There are some spectacular surf beaches too, and for those wanting to take in some nature, history, and culture – visit the Sigatoka Sand Dune, where shifting sands and archaeological digs continue to reveal skeletons and pottery artifacts dating back to 15 BC or the Kula Eco-Park in Korotogo which displays rarely seen indigenous species. Head for the hills into the beautiful Sigatoka Valley, aptly named The Salad Bowl of Fiji, a colorful patchwork of agricultural fields, Fijian villages, Indian settlements, temples and volcanic hills. It offers spectacular scenery and fascinating history of the Tongan tribes who were the last to resist Christianity.

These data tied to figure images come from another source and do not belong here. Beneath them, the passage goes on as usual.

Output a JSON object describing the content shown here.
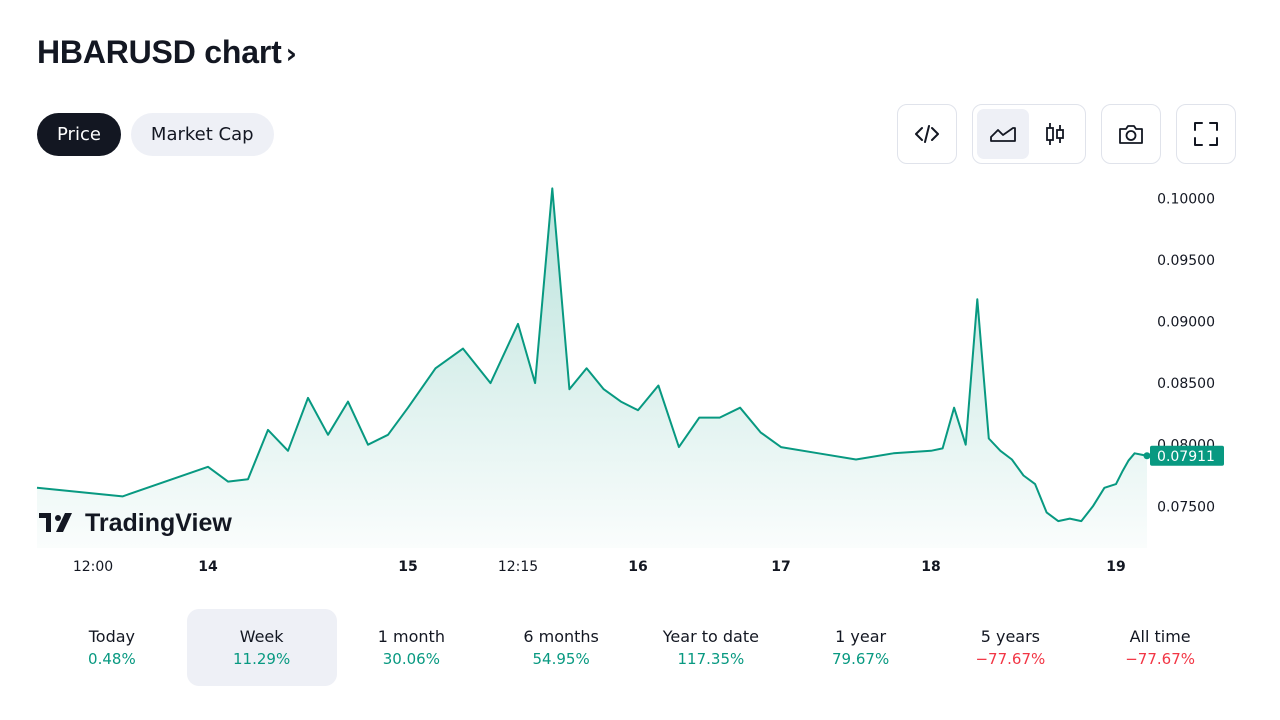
{
  "header": {
    "title": "HBARUSD chart",
    "chevron": "›"
  },
  "tabs": [
    {
      "label": "Price",
      "active": true
    },
    {
      "label": "Market Cap",
      "active": false
    }
  ],
  "toolbar": {
    "buttons": [
      "embed-code-icon",
      "area-chart-icon",
      "candles-icon",
      "camera-icon",
      "fullscreen-icon"
    ],
    "selected": "area-chart-icon"
  },
  "watermark": {
    "text": "TradingView"
  },
  "colors": {
    "line": "#089981",
    "fill": "#089981",
    "positive": "#089981",
    "negative": "#f23645",
    "accent_bg": "#eef0f6"
  },
  "chart_data": {
    "type": "area",
    "title": "",
    "xlabel": "",
    "ylabel": "",
    "x_tick_labels": [
      "12:00",
      "14",
      "15",
      "12:15",
      "16",
      "17",
      "18",
      "19"
    ],
    "y_tick_labels": [
      "0.10000",
      "0.09500",
      "0.09000",
      "0.08500",
      "0.08000",
      "0.07500"
    ],
    "ylim": [
      0.0721,
      0.1028
    ],
    "last_price": "0.07911",
    "grid": false,
    "series": [
      {
        "points": [
          [
            "12:00",
            0.0765
          ],
          [
            "12:00",
            0.0758
          ],
          [
            "14",
            0.0782
          ],
          [
            "14",
            0.077
          ],
          [
            "14",
            0.0772
          ],
          [
            "14",
            0.0812
          ],
          [
            "14",
            0.0795
          ],
          [
            "14",
            0.0838
          ],
          [
            "14",
            0.0808
          ],
          [
            "14",
            0.0835
          ],
          [
            "14",
            0.08
          ],
          [
            "14",
            0.0808
          ],
          [
            "15",
            0.083
          ],
          [
            "15",
            0.0862
          ],
          [
            "15",
            0.0878
          ],
          [
            "15",
            0.085
          ],
          [
            "12:15",
            0.0898
          ],
          [
            "12:15",
            0.085
          ],
          [
            "12:15",
            0.1008
          ],
          [
            "12:15",
            0.0845
          ],
          [
            "12:15",
            0.0862
          ],
          [
            "12:15",
            0.0845
          ],
          [
            "12:15",
            0.0835
          ],
          [
            "16",
            0.0828
          ],
          [
            "16",
            0.0848
          ],
          [
            "16",
            0.0798
          ],
          [
            "16",
            0.0822
          ],
          [
            "16",
            0.0822
          ],
          [
            "16",
            0.083
          ],
          [
            "16",
            0.081
          ],
          [
            "17",
            0.0798
          ],
          [
            "17",
            0.0793
          ],
          [
            "17",
            0.0788
          ],
          [
            "17",
            0.0793
          ],
          [
            "18",
            0.0795
          ],
          [
            "18",
            0.0797
          ],
          [
            "18",
            0.083
          ],
          [
            "18",
            0.08
          ],
          [
            "18",
            0.0918
          ],
          [
            "18",
            0.0805
          ],
          [
            "18",
            0.0795
          ],
          [
            "18",
            0.0788
          ],
          [
            "18",
            0.0775
          ],
          [
            "18",
            0.0768
          ],
          [
            "18",
            0.0745
          ],
          [
            "18",
            0.0738
          ],
          [
            "18",
            0.074
          ],
          [
            "18",
            0.0738
          ],
          [
            "18",
            0.075
          ],
          [
            "18",
            0.0765
          ],
          [
            "19",
            0.0768
          ],
          [
            "19",
            0.0778
          ],
          [
            "19",
            0.0787
          ],
          [
            "19",
            0.0793
          ],
          [
            "19",
            0.0791
          ]
        ]
      }
    ]
  },
  "periods": [
    {
      "label": "Today",
      "value": "0.48%",
      "sign": "pos",
      "selected": false
    },
    {
      "label": "Week",
      "value": "11.29%",
      "sign": "pos",
      "selected": true
    },
    {
      "label": "1 month",
      "value": "30.06%",
      "sign": "pos",
      "selected": false
    },
    {
      "label": "6 months",
      "value": "54.95%",
      "sign": "pos",
      "selected": false
    },
    {
      "label": "Year to date",
      "value": "117.35%",
      "sign": "pos",
      "selected": false
    },
    {
      "label": "1 year",
      "value": "79.67%",
      "sign": "pos",
      "selected": false
    },
    {
      "label": "5 years",
      "value": "−77.67%",
      "sign": "neg",
      "selected": false
    },
    {
      "label": "All time",
      "value": "−77.67%",
      "sign": "neg",
      "selected": false
    }
  ]
}
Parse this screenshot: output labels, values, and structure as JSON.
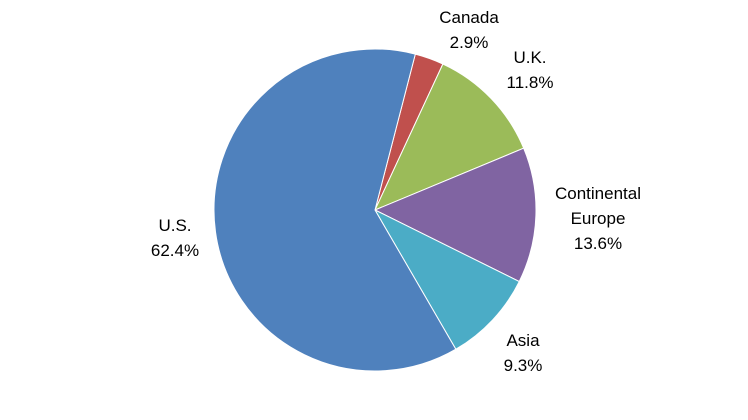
{
  "chart_data": {
    "type": "pie",
    "categories": [
      "Canada",
      "U.K.",
      "Continental Europe",
      "Asia",
      "U.S."
    ],
    "values": [
      2.9,
      11.8,
      13.6,
      9.3,
      62.4
    ],
    "value_labels": [
      "2.9%",
      "11.8%",
      "13.6%",
      "9.3%",
      "62.4%"
    ],
    "colors": [
      "#c0504d",
      "#9bbb59",
      "#8064a2",
      "#4bacc6",
      "#4f81bd"
    ]
  }
}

At Tuvuni Hill you can walk amongst the ruins of an ancient fort. The Cave Tour follows the Tongan trail to Naihehe Caves to see the spectacular rock formation and awesome reminders of the past. The same tour takes you for a river ride4 on traditional bamboo rafts. There is also a Waterfall Tour where you can learn about plant medicines on a rainforest trek, participate in authentic ceremonies with a village Chief and swim in a tropical waterfall. For a little island run, Robinson Crusoe Island is fringed with white sandy beaches and offers great snorkeling and pacific isles entertainment. To get there you take a single boat ride or a seaplane which is based on the river at Sigatoka Town. There are also scenic flights of the coast, and islands and airport transfer to Sigatoka and the Fijian Resort.